Of course I was sure, how dare you question my choices, oh evil, pathetic machine! In a moment of unbridled insanity, my finger hovered over the Y key; Y stands for “yes”. I punched the key with attitude. And in a second or two, everything was wiped out. Even as I held the Y key down, I realised the utter folly of what I had done. The hard disk was now empty. There was no way back. I wish I could tell you that I faced my foolishness with calm demure, murmuring, “The Lord has given, and the Lord has taken away – blessed be the Name…. 

No, I screamed again, and ran around the room at speed.

If only I had heeded the cautionary warning – are you sure? – and had stopped for just a moment to consider my actions. I would have saved myself months of grief. Instead, my impatient, unthinking haste destroyed everything. 

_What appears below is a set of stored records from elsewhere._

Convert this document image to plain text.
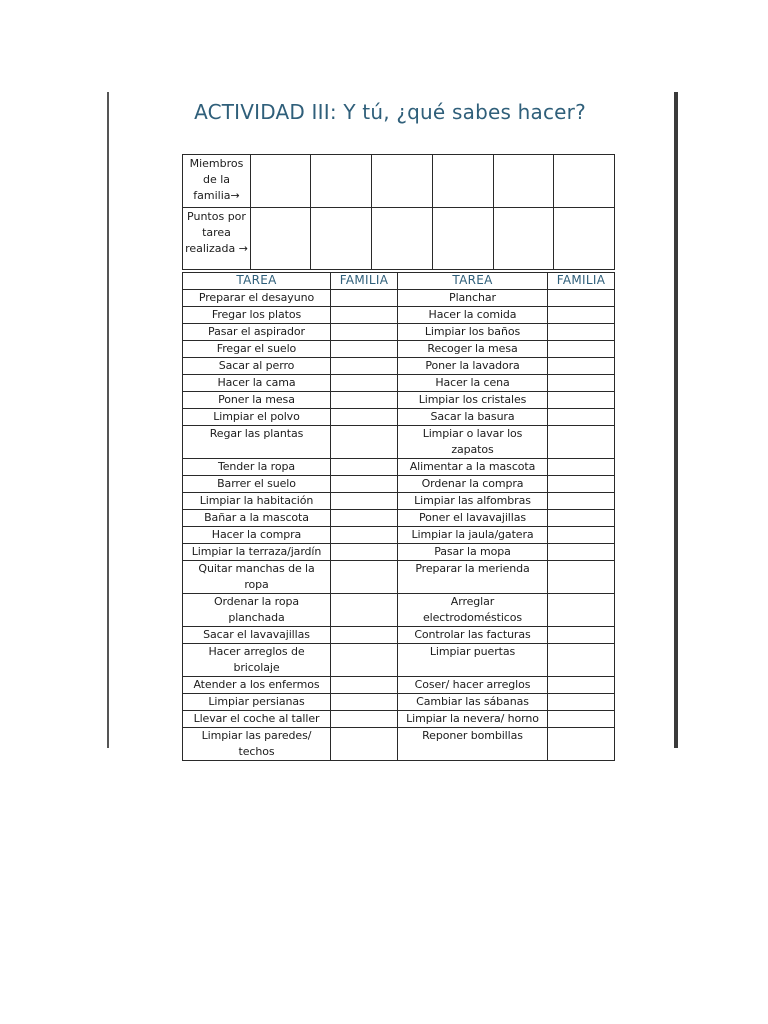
ACTIVIDAD III: Y tú, ¿qué sabes hacer?
Miembros de la familia→						
Puntos por tarea realizada →						
TAREA	FAMILIA	TAREA	FAMILIA
Preparar el desayuno		Planchar	
Fregar los platos		Hacer la comida	
Pasar el aspirador		Limpiar los baños	
Fregar el suelo		Recoger la mesa	
Sacar al perro		Poner la lavadora	
Hacer la cama		Hacer la cena	
Poner la mesa		Limpiar los cristales	
Limpiar el polvo		Sacar la basura	
Regar las plantas		Limpiar o lavar los zapatos	
Tender la ropa		Alimentar a la mascota	
Barrer el suelo		Ordenar la compra	
Limpiar la habitación		Limpiar las alfombras	
Bañar a la mascota		Poner el lavavajillas	
Hacer la compra		Limpiar la jaula/gatera	
Limpiar la terraza/jardín		Pasar la mopa	
Quitar manchas de la ropa		Preparar la merienda	
Ordenar la ropa planchada		Arreglar electrodomésticos	
Sacar el lavavajillas		Controlar las facturas	
Hacer arreglos de bricolaje		Limpiar puertas	
Atender a los enfermos		Coser/ hacer arreglos	
Limpiar persianas		Cambiar las sábanas	
Llevar el coche al taller		Limpiar la nevera/ horno	
Limpiar las paredes/ techos		Reponer bombillas	
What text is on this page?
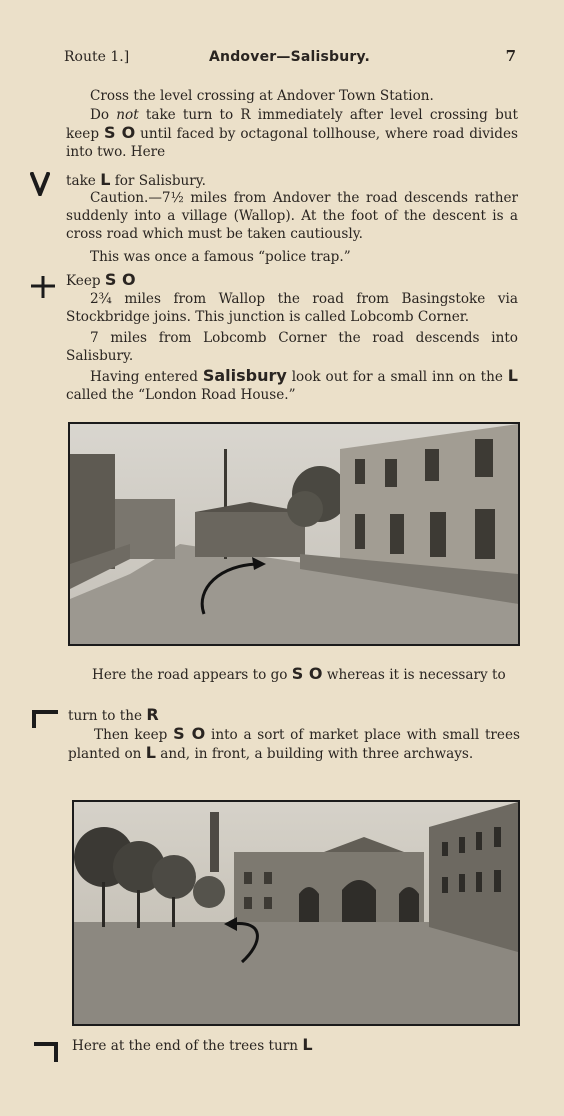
Route 1.]	Andover—Salisbury.	7
Cross the level crossing at Andover Town Station.
Do not take turn to R immediately after level crossing but keep S O until faced by octagonal tollhouse, where road divides into two. Here
take L for Salisbury.
Caution.—7½ miles from Andover the road descends rather suddenly into a village (Wallop). At the foot of the descent is a cross road which must be taken cautiously.
This was once a famous “police trap.”
Keep S O
2¾ miles from Wallop the road from Basingstoke via Stockbridge joins. This junction is called Lobcomb Corner.
7 miles from Lobcomb Corner the road descends into Salisbury.
Having entered Salisbury look out for a small inn on the L called the “London Road House.”
Here the road appears to go S O whereas it is necessary to
turn to the R
Then keep S O into a sort of market place with small trees planted on L and, in front, a building with three archways.
Here at the end of the trees turn L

And sometimes the same is true when it comes to a heady moment of temptation. In the heat of the moment, we find ourselves sprinting down the mad pathway towards sin – it is like a temporary madness. Casting aside everything that we know to be true, ignoring every bible verse memorised, and every lesson learned, we leap headlong from a twilight zone of half consciousness into wrongdoing. If only there was an error message that automatically appeared before our eyes – “are you sure?”.

How many marriages might have been saved if a man had taken a few seconds to ponder the faces of his children, or remember wedding promises made, instead of just leaping thoughtlessly into an adulterous bed? How many lives might have been different if thoughtful, considered choices had been made, perhaps without the blurring that too much alcohol brings?